The ruling is a victory for Trump, in terms of keeping his name on Minnesota’s ballot for the 2024 GOP primary, where recent polling shows he has a commanding lead. However, the Minnesota justices didn’t go as far as Trump’s lawyers wanted, which was to shut down the case altogether and keep the former president on the ballot for both the primary and general election.
“There is no state statute that prohibits a major political party from placing on the presidential nomination primary ballot, or sending delegates to the national convention supporting, a candidate who is ineligible to hold office,” the high court wrote in a four-page ruling, which didn’t address Trump’s eligibility. Rather, it said, “there is no error to correct” at this stage.
Therefore, the court dismissed the case, but said it wouldn’t stop the challengers from “bringing a petition raising their claims as to the general election.” By dismissing the case now, the justices did not reach the key legal questions of whether the January 6, 2021, attack on the US Capitol was an insurrection and whether Trump “engaged” in that insurrection, disqualifying him from office.
The challengers – a bipartisan group of Minnesota voters – could appeal Wednesday’s decision.
The ruling said the case was being dismissed “as not to impair the orderly election process.” (The state’s GOP primary is scheduled for March 5.) There were no noted dissents in the court’s order, which was signed by Chief Justice Natalie Hudson.
At oral arguments last week, several of the Minnesota justices appeared skeptical of removing Trump from the ballot: Hudson said it might be prudent to exercise “judicial restraint,” while another justice nodded to the idea that the voters should probably be the ones who decide whether Trump returns to the presidency.
In a statement, Trump campaign spokesman Steven Cheung said the decision “is further validation of the Trump Campaign’s consistent argument that the 14th Amendment ballot challenges are nothing more than strategic, un-Constitutional attempts to interfere with the election.”
These lawsuits “should be summarily thrown out wherever they next arise,” Cheung said.
Similar anti-Trump challenges are still ongoing in Colorado and Michigan. Closing arguments are scheduled for November 15 in the Colorado lawsuit, which last week saw witness testimony from US Capitol Police officers and other key figures at a weeklong trial. The cases have been handled by left-leaning advocacy groups, but a bipartisan array of legal scholars and former jurists have endorsed their attempts to disqualify Trump from office.

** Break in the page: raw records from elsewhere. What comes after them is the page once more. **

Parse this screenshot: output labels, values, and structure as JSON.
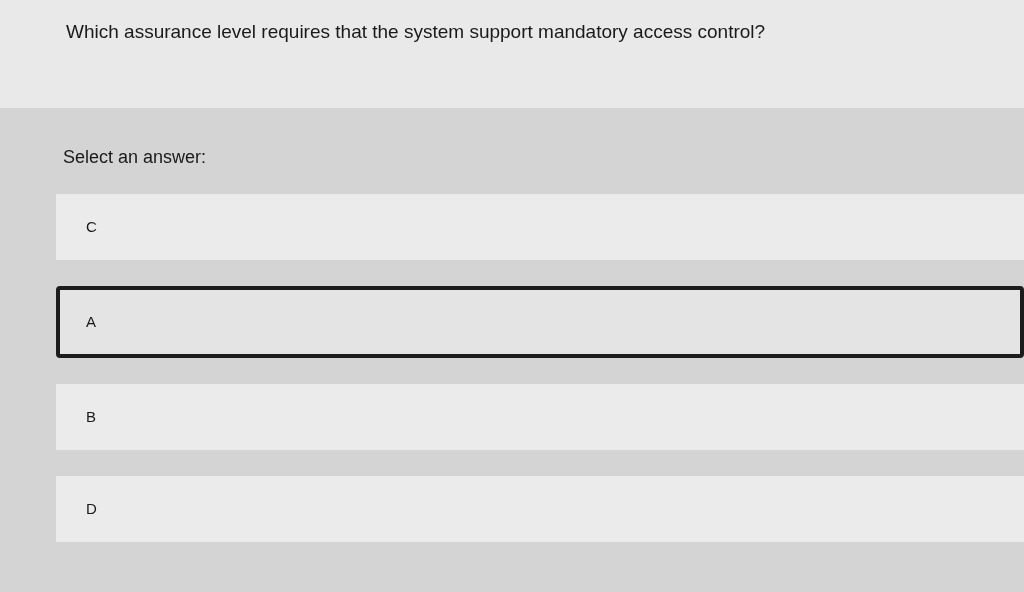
{
  "question": "Which assurance level requires that the system support mandatory access control?",
  "prompt": "Select an answer:",
  "options": [
    {
      "label": "C",
      "selected": false
    },
    {
      "label": "A",
      "selected": true
    },
    {
      "label": "B",
      "selected": false
    },
    {
      "label": "D",
      "selected": false
    }
  ]
}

The challengers – a bipartisan group of Minnesota voters – could pursue an appeal of Wednesday’s decision.
Regardless of the initial rulings in these cases, most experts anticipate appeals that go all the way to the US Supreme Court, which could settle the issue for the entire nation.

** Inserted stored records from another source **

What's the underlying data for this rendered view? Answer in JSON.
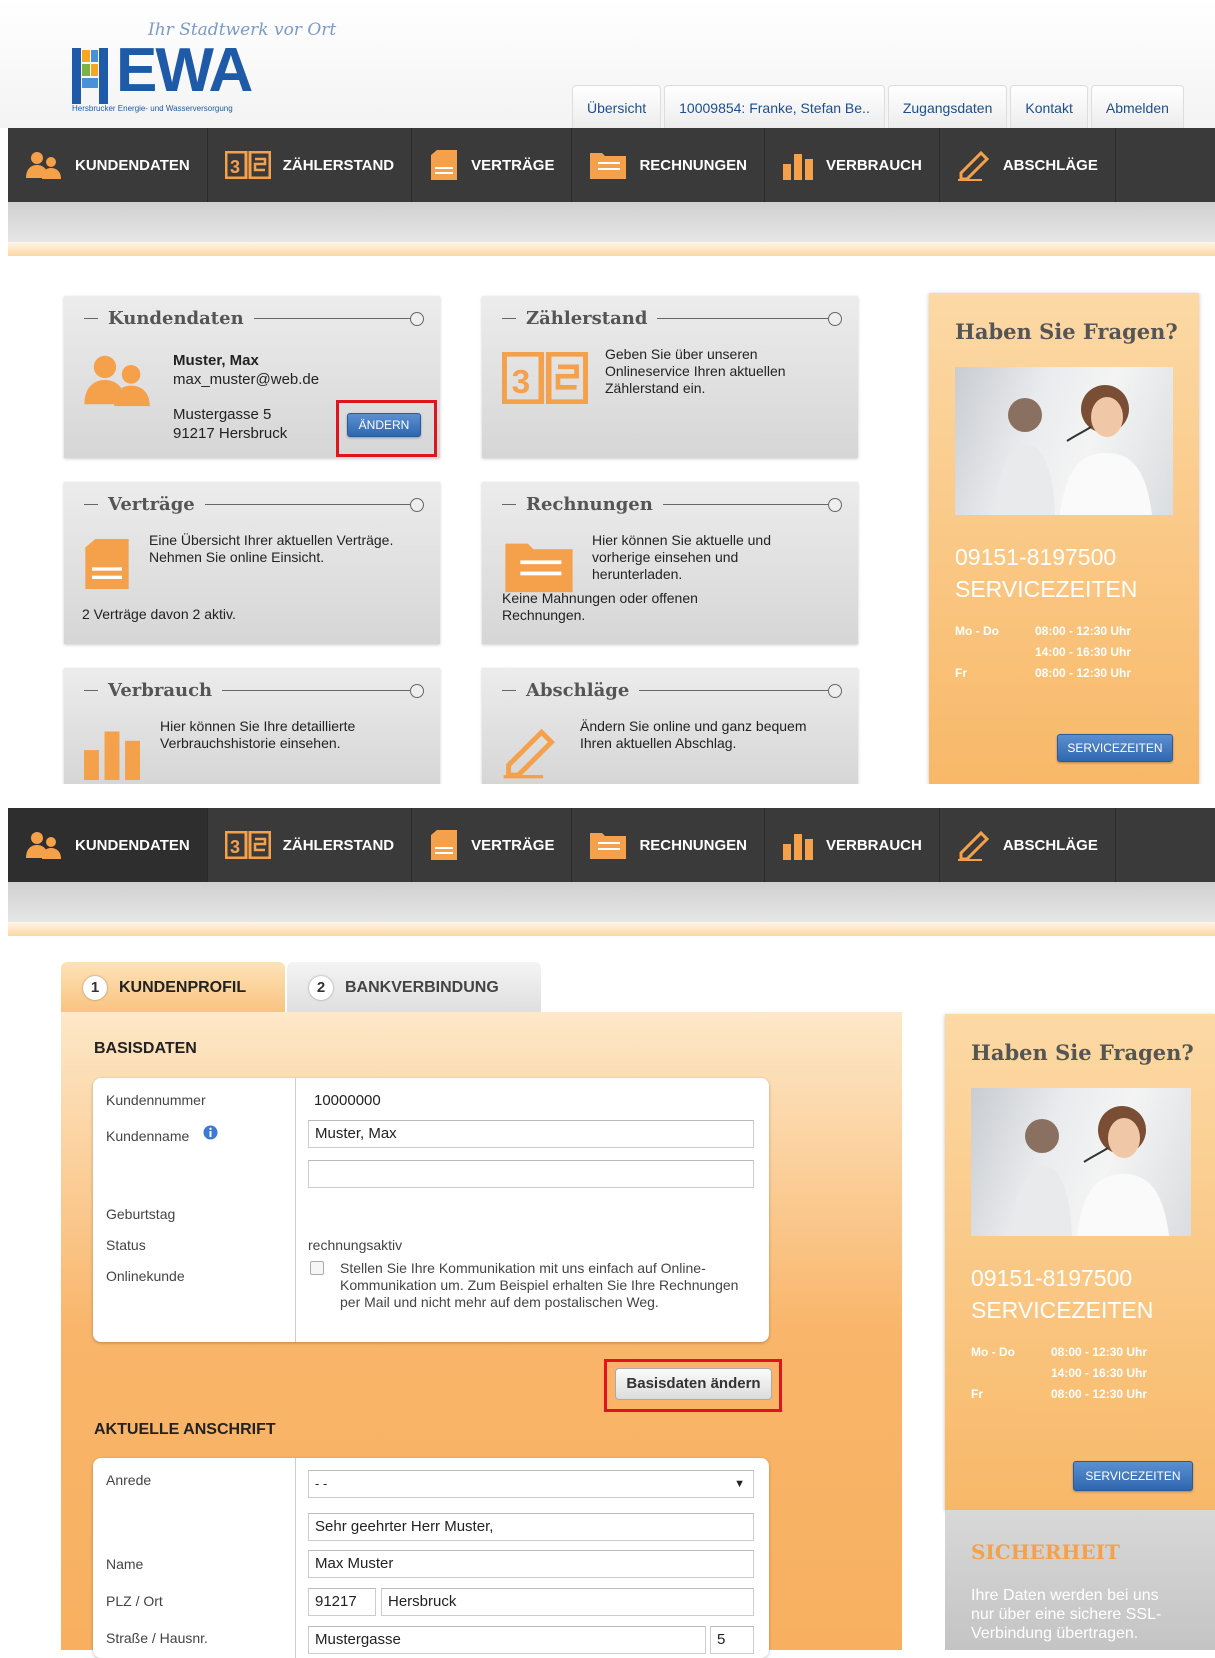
{
  "header": {
    "slogan": "Ihr Stadtwerk vor Ort",
    "logo_text": "EWA",
    "logo_sub": "Hersbrucker Energie- und Wasserversorgung",
    "topnav": [
      "Übersicht",
      "10009854: Franke, Stefan Be..",
      "Zugangsdaten",
      "Kontakt",
      "Abmelden"
    ]
  },
  "menu": [
    "KUNDENDATEN",
    "ZÄHLERSTAND",
    "VERTRÄGE",
    "RECHNUNGEN",
    "VERBRAUCH",
    "ABSCHLÄGE"
  ],
  "cards": {
    "kundendaten": {
      "title": "Kundendaten",
      "name": "Muster, Max",
      "email": "max_muster@web.de",
      "street": "Mustergasse 5",
      "city": "91217 Hersbruck",
      "button": "ÄNDERN"
    },
    "zaehlerstand": {
      "title": "Zählerstand",
      "text": "Geben Sie über unseren Onlineservice Ihren aktuellen Zählerstand ein."
    },
    "vertraege": {
      "title": "Verträge",
      "text": "Eine Übersicht Ihrer aktuellen Verträge. Nehmen Sie online Einsicht.",
      "footer": "2 Verträge davon 2 aktiv."
    },
    "rechnungen": {
      "title": "Rechnungen",
      "text": "Hier können Sie aktuelle und vorherige einsehen und herunterladen.",
      "footer": "Keine Mahnungen oder offenen Rechnungen."
    },
    "verbrauch": {
      "title": "Verbrauch",
      "text": "Hier können Sie Ihre detaillierte Verbrauchshistorie einsehen."
    },
    "abschlaege": {
      "title": "Abschläge",
      "text": "Ändern Sie online und ganz bequem Ihren aktuellen Abschlag."
    }
  },
  "sidebar": {
    "title": "Haben Sie Fragen?",
    "phone": "09151-8197500",
    "service_heading": "SERVICEZEITEN",
    "hours": [
      {
        "day": "Mo - Do",
        "time": "08:00 - 12:30 Uhr"
      },
      {
        "day": "",
        "time": "14:00 - 16:30 Uhr"
      },
      {
        "day": "Fr",
        "time": "08:00 - 12:30 Uhr"
      }
    ],
    "button": "SERVICEZEITEN",
    "security_title": "SICHERHEIT",
    "security_text": "Ihre Daten werden bei uns nur über eine sichere SSL-Verbindung übertragen."
  },
  "tabs": [
    {
      "num": "1",
      "label": "KUNDENPROFIL"
    },
    {
      "num": "2",
      "label": "BANKVERBINDUNG"
    }
  ],
  "basisdaten": {
    "heading": "BASISDATEN",
    "kundennummer_label": "Kundennummer",
    "kundennummer": "10000000",
    "kundenname_label": "Kundenname",
    "kundenname": "Muster, Max",
    "kundenname2": "",
    "geburtstag_label": "Geburtstag",
    "status_label": "Status",
    "status": "rechnungsaktiv",
    "onlinekunde_label": "Onlinekunde",
    "onlinekunde_text": "Stellen Sie Ihre Kommunikation mit uns einfach auf Online-Kommunikation um. Zum Beispiel erhalten Sie Ihre Rechnungen per Mail und nicht mehr auf dem postalischen Weg.",
    "onlinekunde_checked": false,
    "button": "Basisdaten ändern"
  },
  "anschrift": {
    "heading": "AKTUELLE ANSCHRIFT",
    "anrede_label": "Anrede",
    "anrede": "- -",
    "briefanrede": "Sehr geehrter Herr Muster,",
    "name_label": "Name",
    "name": "Max Muster",
    "plz_label": "PLZ / Ort",
    "plz": "91217",
    "ort": "Hersbruck",
    "strasse_label": "Straße / Hausnr.",
    "strasse": "Mustergasse",
    "hausnr": "5"
  }
}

“We are disappointed by the court’s decision,” said Ron Fein, legal director of Free Speech For People, who represents the anti-Trump challengers. “However, the Minnesota Supreme Court explicitly recognized that the question of Donald Trump’s disqualification for engaging in insurrection against the U.S. Constitution may be resolved at a later stage. The decision isn’t binding on any court outside Minnesota and we continue our current and planned legal actions in other states to enforce Section 3 of the Fourteenth Amendment against Donald Trump.”
The group’s statement noted that court didn’t rule in favor of any of Trump’s arguments against the litigation, but rather dismissed the case “on technicalities.”
Derek Muller, an election law expert at Notre Dame Law School who submitted a brief in the Minnesota case that was neutral on Trump’s eligibility but provided analysis of key legal questions, said Wednesday’s ruling “kicks the can down the road.”
“Political parties in Minnesota list nominees in the presidential primary, and the court here deferred to that process,” Muller said. “But the general election is a different matter. It’s not run by the party. So, the court is essentially inviting a new challenge later, ahead of the general election.”
This story has been updated with additional information.